Social media fuels house envy among UK first-time buyers
Wed, 1st Jul 2026 (Today)
Mojo Mortgages has published survey data on how social media affects first-time home buyers in the UK, pointing to widespread online comparison during the buying process.
The survey of 1,000 active and recent first-time buyers found that more than 45% always or often feel pressure or influence from social media while navigating the housing market. Three quarters said they experience what Mojo Mortgages described as "house envy" from content on social platforms.
That influence appears to feed directly into home search behaviour. Just over half of respondents said they browse dream properties as a form of digital window shopping at least once a week, rising to 58% among people aged 25 to 34.
Posts about property purchases also seem to trigger immediate action. The data found that 46% of first-time buyers go straight onto property apps after seeing someone else announce they have bought a home, while 50% use social content as a prompt to investigate the price or value of a property they have seen online.

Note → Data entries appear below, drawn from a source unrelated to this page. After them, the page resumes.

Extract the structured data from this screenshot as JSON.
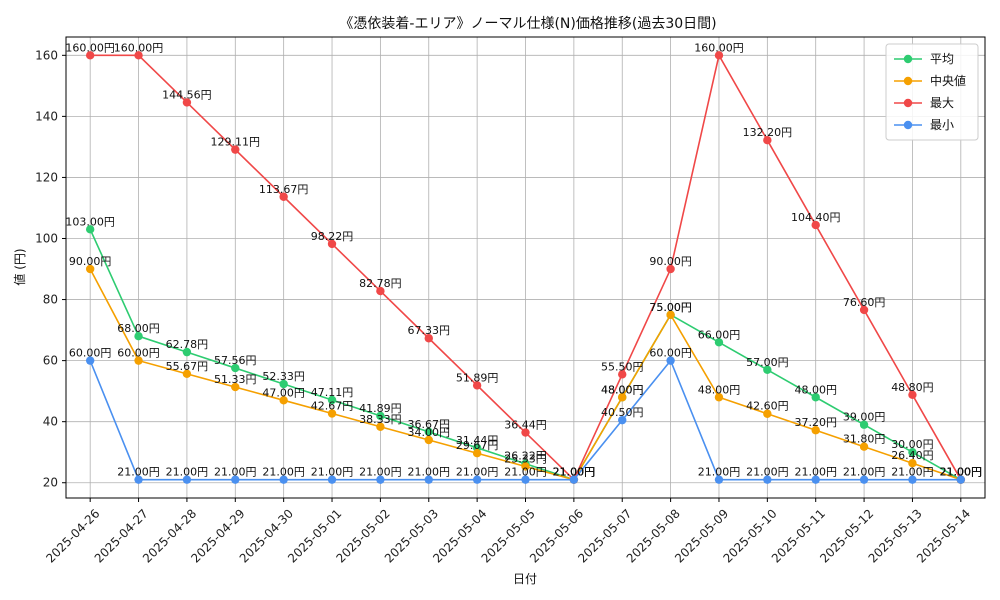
{
  "chart_data": {
    "type": "line",
    "title": "《憑依装着-エリア》ノーマル仕様(N)価格推移(過去30日間)",
    "xlabel": "日付",
    "ylabel": "値 (円)",
    "ylim": [
      15,
      166
    ],
    "yticks": [
      20,
      40,
      60,
      80,
      100,
      120,
      140,
      160
    ],
    "grid": true,
    "legend_position": "top-right",
    "value_suffix": "円",
    "x": [
      "2025-04-26",
      "2025-04-27",
      "2025-04-28",
      "2025-04-29",
      "2025-04-30",
      "2025-05-01",
      "2025-05-02",
      "2025-05-03",
      "2025-05-04",
      "2025-05-05",
      "2025-05-06",
      "2025-05-07",
      "2025-05-08",
      "2025-05-09",
      "2025-05-10",
      "2025-05-11",
      "2025-05-12",
      "2025-05-13",
      "2025-05-14"
    ],
    "series": [
      {
        "name": "平均",
        "color": "#2ecc71",
        "values": [
          103.0,
          68.0,
          62.78,
          57.56,
          52.33,
          47.11,
          41.89,
          36.67,
          31.44,
          26.22,
          21.0,
          48.0,
          75.0,
          66.0,
          57.0,
          48.0,
          39.0,
          30.0,
          21.0
        ]
      },
      {
        "name": "中央値",
        "color": "#f5a000",
        "values": [
          90.0,
          60.0,
          55.67,
          51.33,
          47.0,
          42.67,
          38.33,
          34.0,
          29.67,
          25.33,
          21.0,
          48.0,
          75.0,
          48.0,
          42.6,
          37.2,
          31.8,
          26.4,
          21.0
        ]
      },
      {
        "name": "最大",
        "color": "#f04848",
        "values": [
          160.0,
          160.0,
          144.56,
          129.11,
          113.67,
          98.22,
          82.78,
          67.33,
          51.89,
          36.44,
          21.0,
          55.5,
          90.0,
          160.0,
          132.2,
          104.4,
          76.6,
          48.8,
          21.0
        ]
      },
      {
        "name": "最小",
        "color": "#4a90f0",
        "values": [
          60.0,
          21.0,
          21.0,
          21.0,
          21.0,
          21.0,
          21.0,
          21.0,
          21.0,
          21.0,
          21.0,
          40.5,
          60.0,
          21.0,
          21.0,
          21.0,
          21.0,
          21.0,
          21.0
        ]
      }
    ]
  }
}
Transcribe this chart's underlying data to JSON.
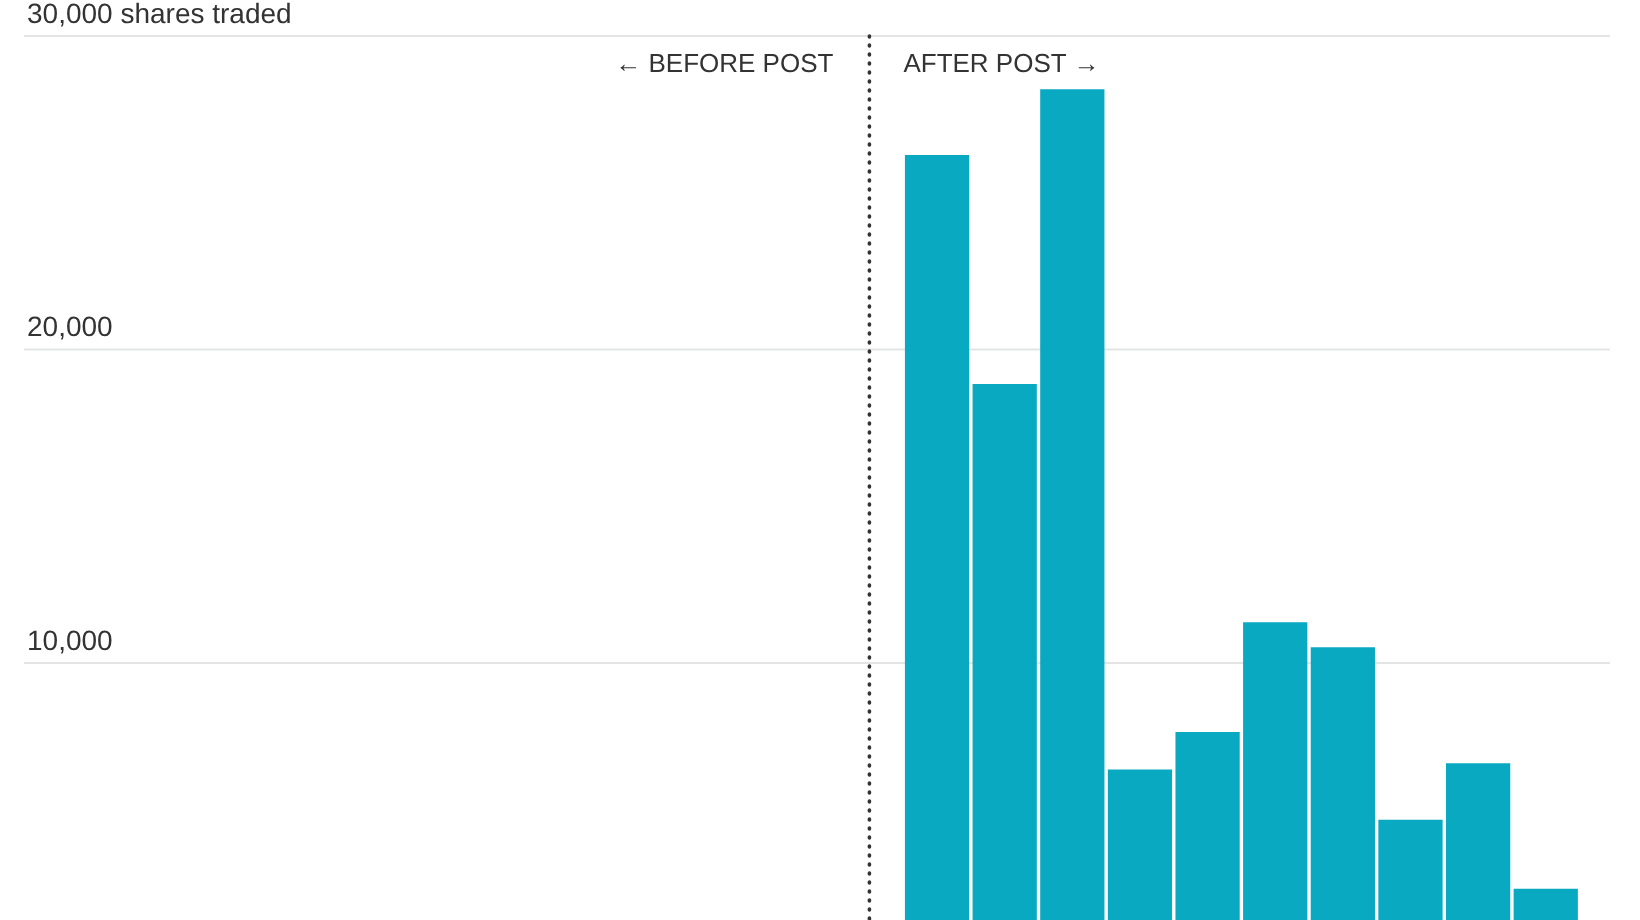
{
  "chart_data": {
    "type": "bar",
    "categories": [
      null,
      null,
      null,
      null,
      null,
      null,
      null,
      null,
      null,
      null,
      null,
      null,
      null,
      null,
      null,
      null,
      null,
      null,
      null,
      null,
      null,
      null,
      null
    ],
    "values": [
      null,
      null,
      null,
      null,
      null,
      null,
      null,
      null,
      null,
      null,
      null,
      null,
      null,
      26200,
      18900,
      28300,
      6600,
      7800,
      11300,
      10500,
      5000,
      6800,
      2800
    ],
    "color": "#0aa9c2",
    "ylim": [
      1800,
      30000
    ],
    "yticks": [
      {
        "value": 10000,
        "label": "10,000"
      },
      {
        "value": 20000,
        "label": "20,000"
      },
      {
        "value": 30000,
        "label": "30,000 shares traded"
      }
    ],
    "grid": "y",
    "tick_labels": "y",
    "ref_lines": [
      {
        "axis": "x",
        "line_style": "dotted",
        "color": "#333333"
      }
    ],
    "annotations": [
      "← BEFORE POST",
      "AFTER POST →"
    ]
  }
}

Women were more likely than men to say they always look up the value of a home spotted on social media, at 19% compared with 14%. The survey also found that 47% regularly recalculate their monthly mortgage affordability in response to the latest news cycle.
Online pressure
The figures add to evidence that social platforms are shaping consumer behaviour well beyond retail and travel, influencing one of the largest financial decisions many households make. For first-time buyers facing high house prices and borrowing costs, the contrast between aspirational content and personal budgets appears to be creating both pressure and research-driven behaviour.

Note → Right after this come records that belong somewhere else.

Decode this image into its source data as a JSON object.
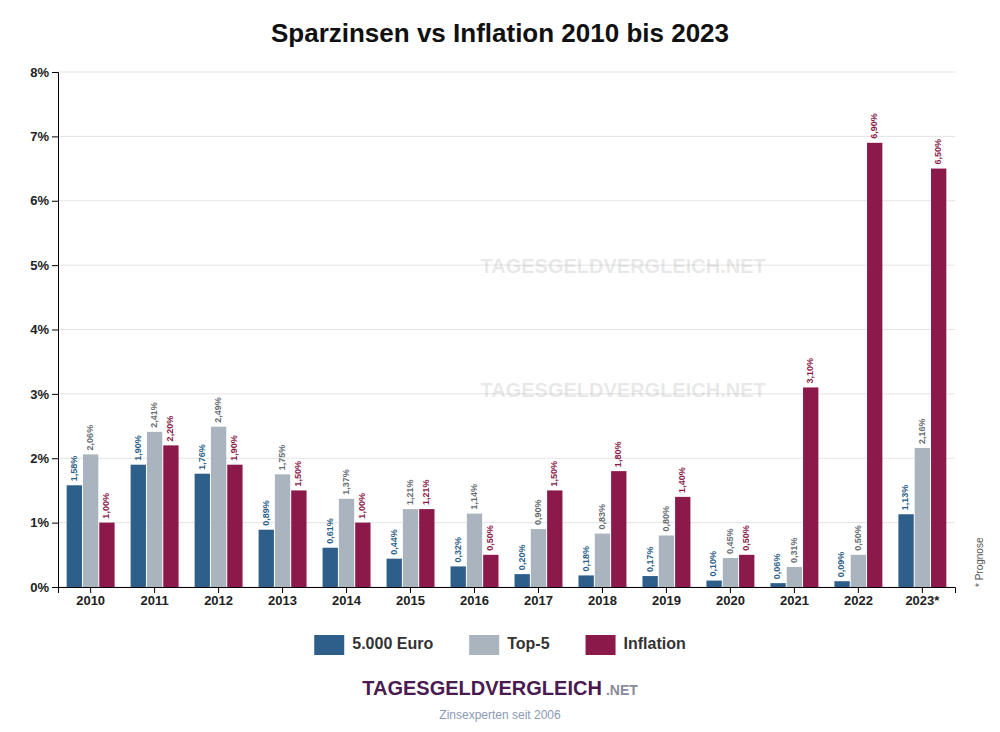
{
  "chart_data": {
    "type": "bar",
    "title": "Sparzinsen vs Inflation 2010 bis 2023",
    "categories": [
      "2010",
      "2011",
      "2012",
      "2013",
      "2014",
      "2015",
      "2016",
      "2017",
      "2018",
      "2019",
      "2020",
      "2021",
      "2022",
      "2023*"
    ],
    "series": [
      {
        "name": "5.000 Euro",
        "color": "#2d5f8a",
        "values": [
          1.58,
          1.9,
          1.76,
          0.89,
          0.61,
          0.44,
          0.32,
          0.2,
          0.18,
          0.17,
          0.1,
          0.06,
          0.09,
          1.13
        ],
        "value_labels": [
          "1,58%",
          "1,90%",
          "1,76%",
          "0,89%",
          "0,61%",
          "0,44%",
          "0,32%",
          "0,20%",
          "0,18%",
          "0,17%",
          "0,10%",
          "0,06%",
          "0,09%",
          "1,13%"
        ]
      },
      {
        "name": "Top-5",
        "color": "#aab4be",
        "values": [
          2.06,
          2.41,
          2.49,
          1.75,
          1.37,
          1.21,
          1.14,
          0.9,
          0.83,
          0.8,
          0.45,
          0.31,
          0.5,
          2.16
        ],
        "value_labels": [
          "2,06%",
          "2,41%",
          "2,49%",
          "1,75%",
          "1,37%",
          "1,21%",
          "1,14%",
          "0,90%",
          "0,83%",
          "0,80%",
          "0,45%",
          "0,31%",
          "0,50%",
          "2,16%"
        ]
      },
      {
        "name": "Inflation",
        "color": "#8b1a4a",
        "values": [
          1.0,
          2.2,
          1.9,
          1.5,
          1.0,
          1.21,
          0.5,
          1.5,
          1.8,
          1.4,
          0.5,
          3.1,
          6.9,
          6.5
        ],
        "value_labels": [
          "1,00%",
          "2,20%",
          "1,90%",
          "1,50%",
          "1,00%",
          "1,21%",
          "0,50%",
          "1,50%",
          "1,80%",
          "1,40%",
          "0,50%",
          "3,10%",
          "6,90%",
          "6,50%"
        ]
      }
    ],
    "ylim": [
      0,
      8
    ],
    "yticks": [
      {
        "value": 0,
        "label": "0%"
      },
      {
        "value": 1,
        "label": "1%"
      },
      {
        "value": 2,
        "label": "2%"
      },
      {
        "value": 3,
        "label": "3%"
      },
      {
        "value": 4,
        "label": "4%"
      },
      {
        "value": 5,
        "label": "5%"
      },
      {
        "value": 6,
        "label": "6%"
      },
      {
        "value": 7,
        "label": "7%"
      },
      {
        "value": 8,
        "label": "8%"
      }
    ],
    "grid": true,
    "legend": "bottom",
    "data_labels": true,
    "annotations": [
      "* Prognose",
      "TAGESGELDVERGLEICH.NET",
      "TAGESGELDVERGLEICH.NET",
      "TAGESGELDVERGLEICH",
      ".NET",
      "Zinsexperten seit 2006"
    ]
  }
}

Another 78% of respondents said they compare their actual budget with the homes presented online. This suggests the gap between what buyers can afford and what they consume on social media is becoming a routine part of the search process.
Kayleigh Jackson, Mortgage Sales Manager at Mojo Mortgages, said: "Social media is a fantastic tool for inspiration, design ideas, and celebrating major life milestones. However, it creates a highly curated gallery that rarely reflects the compromise, grit, and financial realities it takes to get onto the property ladder. It's completely natural to experience 'house envy' when looking at flawless home tours, but it's important to remember that every buyer's starting line is different, and many have unseen financial help behind the scenes.

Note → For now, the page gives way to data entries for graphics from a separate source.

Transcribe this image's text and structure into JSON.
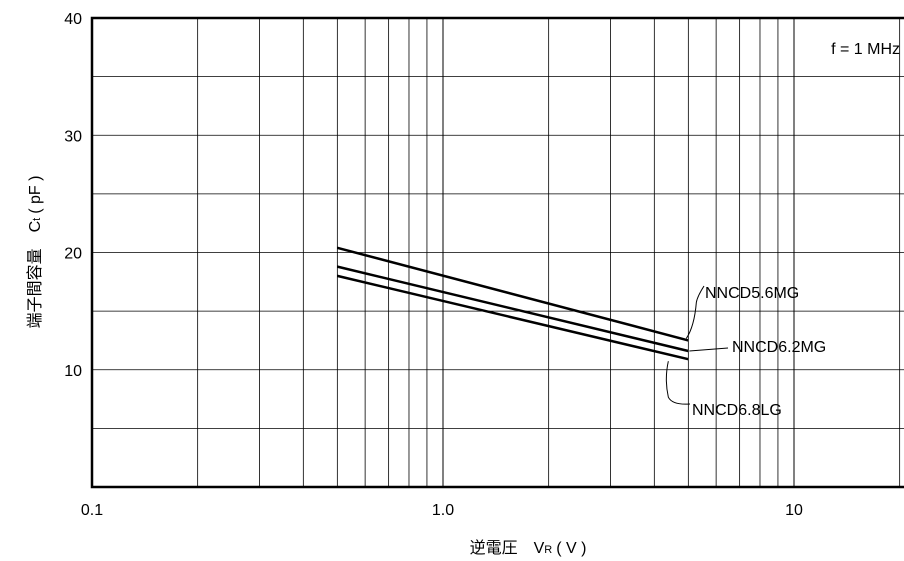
{
  "chart_data": {
    "type": "line",
    "xscale": "log",
    "xlim": [
      0.1,
      20
    ],
    "ylim": [
      0,
      40
    ],
    "x_ticks": [
      {
        "value": 0.1,
        "label": "0.1"
      },
      {
        "value": 1.0,
        "label": "1.0"
      },
      {
        "value": 10,
        "label": "10"
      }
    ],
    "y_ticks": [
      {
        "value": 10,
        "label": "10"
      },
      {
        "value": 20,
        "label": "20"
      },
      {
        "value": 30,
        "label": "30"
      },
      {
        "value": 40,
        "label": "40"
      }
    ],
    "grid": true,
    "y_minor_gridlines": [
      5,
      15,
      25,
      35
    ],
    "xlabel": "逆電圧　V",
    "xlabel_sub": "R",
    "xlabel_unit": "( V )",
    "ylabel": "端子間容量　C",
    "ylabel_sub": "t",
    "ylabel_unit": "( pF )",
    "annotation": "f = 1 MHz",
    "series": [
      {
        "name": "NNCD5.6MG",
        "x": [
          0.5,
          5
        ],
        "y": [
          20.4,
          12.5
        ]
      },
      {
        "name": "NNCD6.2MG",
        "x": [
          0.5,
          5
        ],
        "y": [
          18.8,
          11.6
        ]
      },
      {
        "name": "NNCD6.8LG",
        "x": [
          0.5,
          5
        ],
        "y": [
          18.0,
          10.9
        ]
      }
    ]
  }
}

"Instead of letting comparison dishearten you, use that digital energy as fuel. A mortgage advisor can take those aspirations and ground them in reality, looking at your specific financial situation to show you exactly what is achievable, safe, and genuinely affordable for you. You can absolutely achieve your property goals, independent of what an influencer is doing."
Research habits
The findings suggest social media is not simply fuelling passive envy. It is also acting as a trigger for more intensive market monitoring among buyers who may already be sensitive to interest rates, affordability thresholds, and local asking prices.
In practice, that means a social post can become the starting point for a chain of actions: checking a portal listing, looking up estimated values, comparing mortgage costs, and reassessing what is realistic. Rather than limiting their response to aspirational viewing, many buyers appear to be using social content as a prompt for real-time financial and housing research.
This behaviour reflects the wider digitisation of the property market, where listings, valuations, mortgage calculators, and social content sit side by side on the same devices. Buyers can move quickly from inspiration to investigation, but that speed may also intensify feelings of competition and shortfall.
Jackson also addressed the emotional side of the process: "There is no need to compare your journey to others or feel discouraged; buying your first home should be an exciting milestone. Social media rarely shows the years of sacrifice it took to get there, or the financial assistance received behind the scenes."
Budget reality
The advice accompanying the survey urged buyers to focus on personal affordability rather than curated images, including setting search filters to avoid looking at homes beyond their means. It also highlighted the need to distinguish between essential requirements and desirable features, particularly for those entering the market for the first time.
Another point was the need to budget for costs beyond the deposit, such as survey fees, legal bills, broker charges, moving costs, and building insurance. Those expenses can be less visible in social posts about home purchases, even though they form part of the financial barrier to entry.
The data paints a picture of first-time buyers who are highly engaged online but also exposed to a steady stream of comparison. Half of respondents use social media as a springboard to check a home's price or value.